How Many Mountain Lions In Alaska?

California Department of Fish and Game

Interesting story from the Alaska Department of Fish and Game’s newsletter,  Alaska Fish and Wildlife News, about the possible existence of mountain lions (cougars) in Alaska.

Here’s writer and information officer Riley Woodford with more:

Reports of cougar sightings in Alaska have come from as far west as the Kenai Peninsula, but the most credible reports come from Southeast Alaska, which is adjacent to known populations in Canada. Although the cats are fairly rare in northern British Columbia, biologists estimate there are about 3,500 mountain lions in Southern B.C. – and Vancouver Island has one of the highest densities of mountain lions in the world.

Cougar Sightings in Alaska

Ketchikan-based state wildlife biologist Boyd Porter said that with cougar numbers increasing in much of their historical range, it’s not surprising they would disperse and wander down some of the big river valleys flowing out of Canada. He added that males would be the most likely to disperse and look for new range.

The heavily glaciated coastal mountains are a formidable barrier to movement between Canada and Southeast Alaska. The most prominent “trans-boundary” river in Southeast Alaska is the Stikine, which cuts through the mountains and meets the Inside Passage between Petersburg and Wrangell. A little further south, the Unuk River, about halfway between Wrangell and Ketchikan, provides another narrower corridor.

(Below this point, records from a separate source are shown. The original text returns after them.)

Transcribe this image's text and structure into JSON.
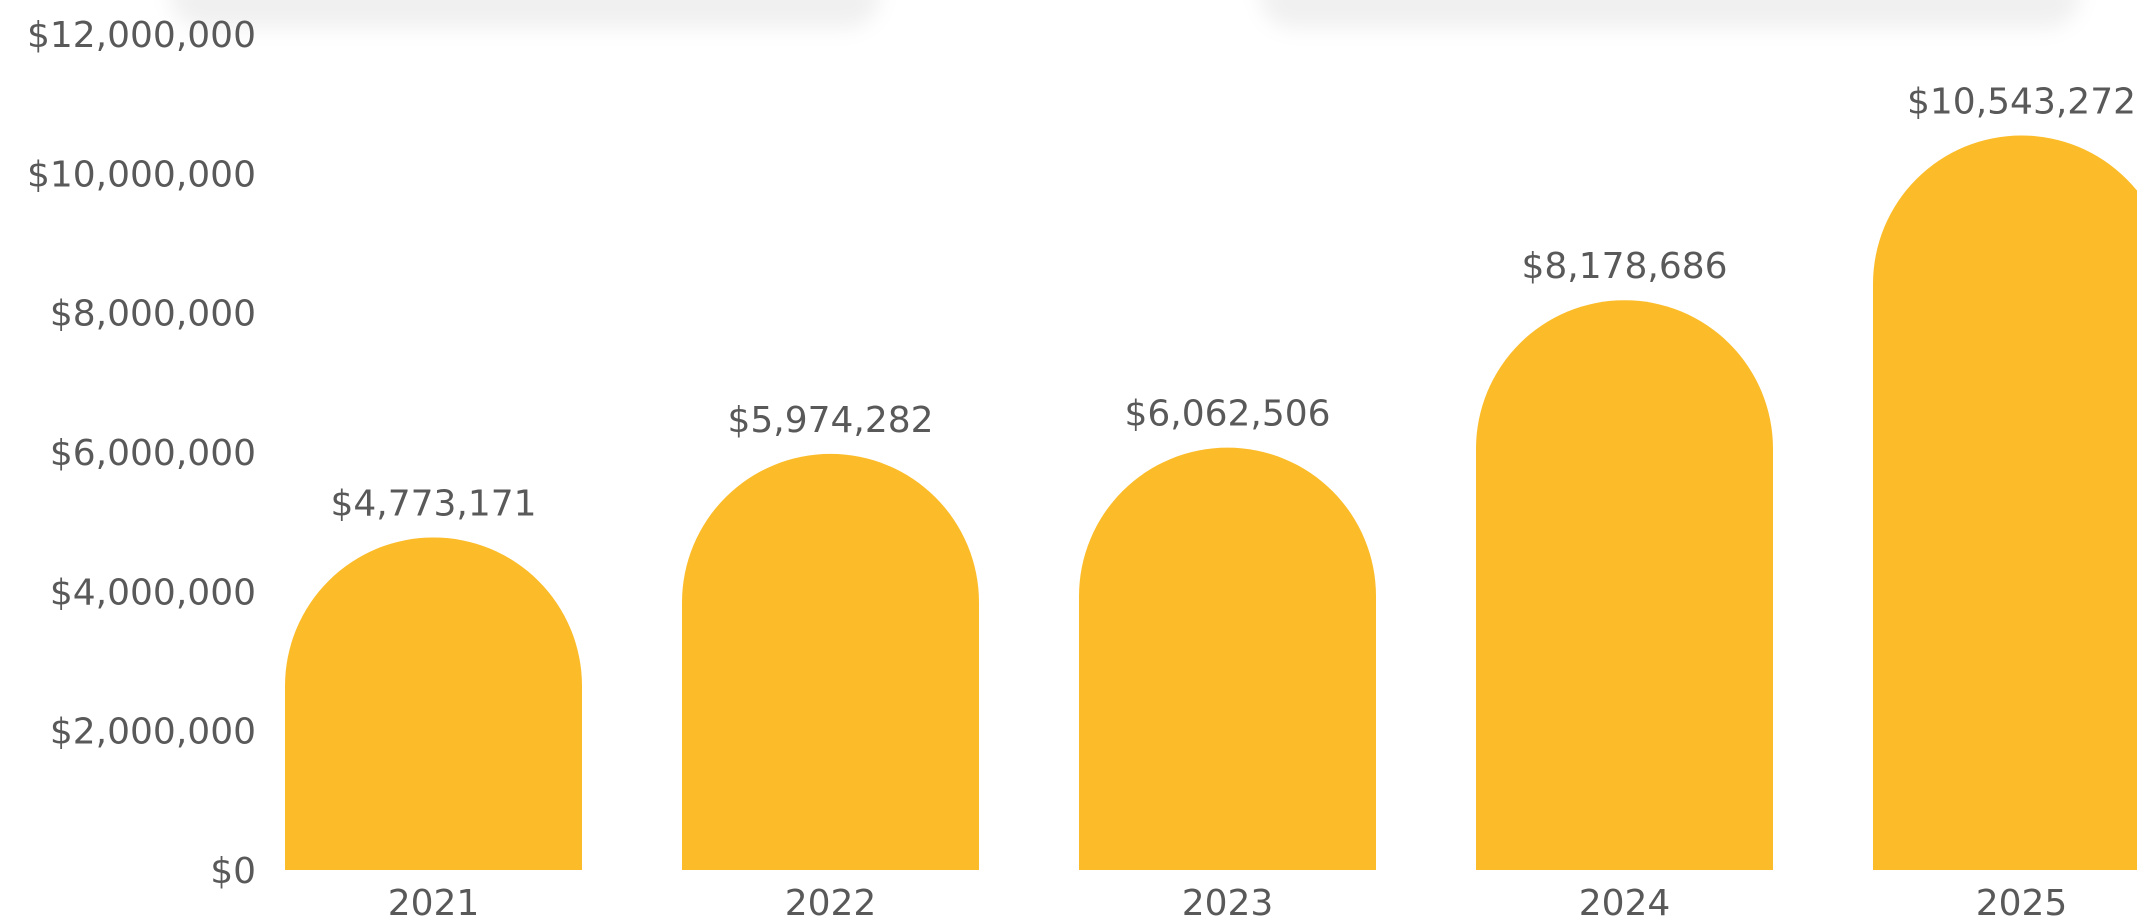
{
  "chart_data": {
    "type": "bar",
    "categories": [
      "2021",
      "2022",
      "2023",
      "2024",
      "2025"
    ],
    "values": [
      4773171,
      5974282,
      6062506,
      8178686,
      10543272
    ],
    "value_labels": [
      "$4,773,171",
      "$5,974,282",
      "$6,062,506",
      "$8,178,686",
      "$10,543,272"
    ],
    "title": "",
    "xlabel": "",
    "ylabel": "",
    "ylim": [
      0,
      12000000
    ],
    "yticks": [
      0,
      2000000,
      4000000,
      6000000,
      8000000,
      10000000,
      12000000
    ],
    "ytick_labels": [
      "$0",
      "$2,000,000",
      "$4,000,000",
      "$6,000,000",
      "$8,000,000",
      "$10,000,000",
      "$12,000,000"
    ],
    "grid": false,
    "legend": "none",
    "bar_color": "#FCBC29",
    "text_color": "#595959"
  }
}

Wildlife technician Micah Sangenetti works in Ketchikan with Porter. He’s familiar with both river valleys. He said a cougar could come down the Stikine, or the Unuk, which is closer but narrower. Ketchikan is on Rivellagigedo Island (often called Rivella Island for short). In either case a cat would need to cross a narrow saltwater passage, Behm Canal, to reach the island.

“The Stikine River drainage is like a superhighway compared to the alley that is the Unuk,” Sangenetti said. “The Stikine is a wide valley, which cuts through the coastal range much further into the Interior. That’s the same reason moose are making it to Mitkof and Kupreanof (Islands), whereas the Unuk River’s source begins in the Coast Range.”

The only known cougars to be killed in Alaska were taken near the Stikine River. In December 1998 a wolf trapper snared a mountain lion on South Kupreanof Island, and in November 1989 a mountain lion was shot near Wrangell.

State wildlife biologist Rich Lowell of Petersburg said he used to get one or two reports of cougar sightings each year, but it’s been quiet recently. “The last reliable sighting we received was a few years ago when a Stikine River moose hunter said he had a cougar leap down from a tree very close to him and run off. He said another hunter had also reported seeing a cougar around the same time.”